Bu hile yeni imajdı. Şimdiki imajdı. Ama erdemlilerin bilmediği imajdı. Cin işi şeytan işi diye erdemlilere yasak olan imajdı. Bilmesi istenmeyen imajdı. Hep bilmeme, bilgi sahibi olmama üstüne çalışılacaktı. Bilmemeyi kesikli sürekli hale getirilecek bir imajdı. Okumuşları görünce afakanlar basacaktı.

Erdemliler de kolektif özverinin alışma yaratan körlüğünden ötürü, zaten aykırı düşünme olan erdemsizliği bilmek istemiyordu. Erdemsizlik erdemli olanın akıllarına gelse de melek erdemsizlikleri bilmekten kaçınıyordu.

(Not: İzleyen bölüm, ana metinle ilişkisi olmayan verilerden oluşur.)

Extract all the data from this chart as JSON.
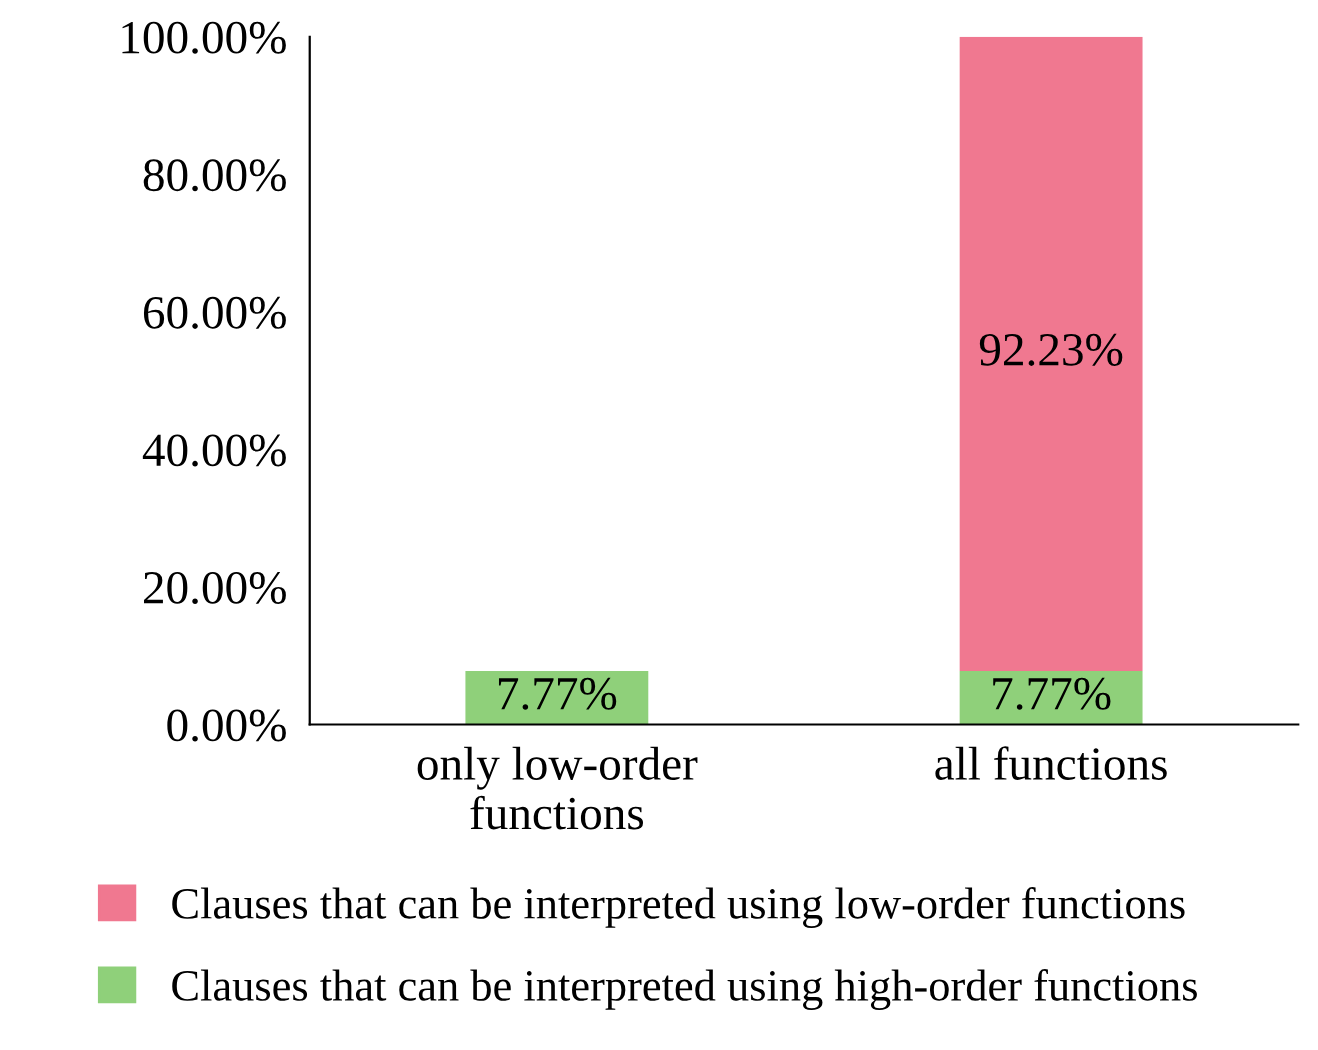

Bunlar bir üst yapılı sürecin püf noktasıydı. Kolektif yararın, kolektif aklın hilafına oluşur. Bunlar kolektif aklın, kolektif yararın sürüp gitmesi içinde semirip nemalanan imajdan okumalardı. Erdemsizler bu türden imajdan okumalarla; bu tür kolektif yarardan sapan imaj düşüncelerini kendilerine tutulacak hidayet yolu kıldılar. Erdemli olanla erdemsizin hidayet yolları farklıydı.

Birinin erdemi, almaktı. Birinin erdemi vermekti. Birinin erdemi kendisine boyun eğilmeyi gerektiriyordu. Erdemlerinden ötürü saygı duyulandı. Diğerinin erdemi tam bir teslimiyet içinde alçak gönüllülükle erdemliye boyun eğmekti.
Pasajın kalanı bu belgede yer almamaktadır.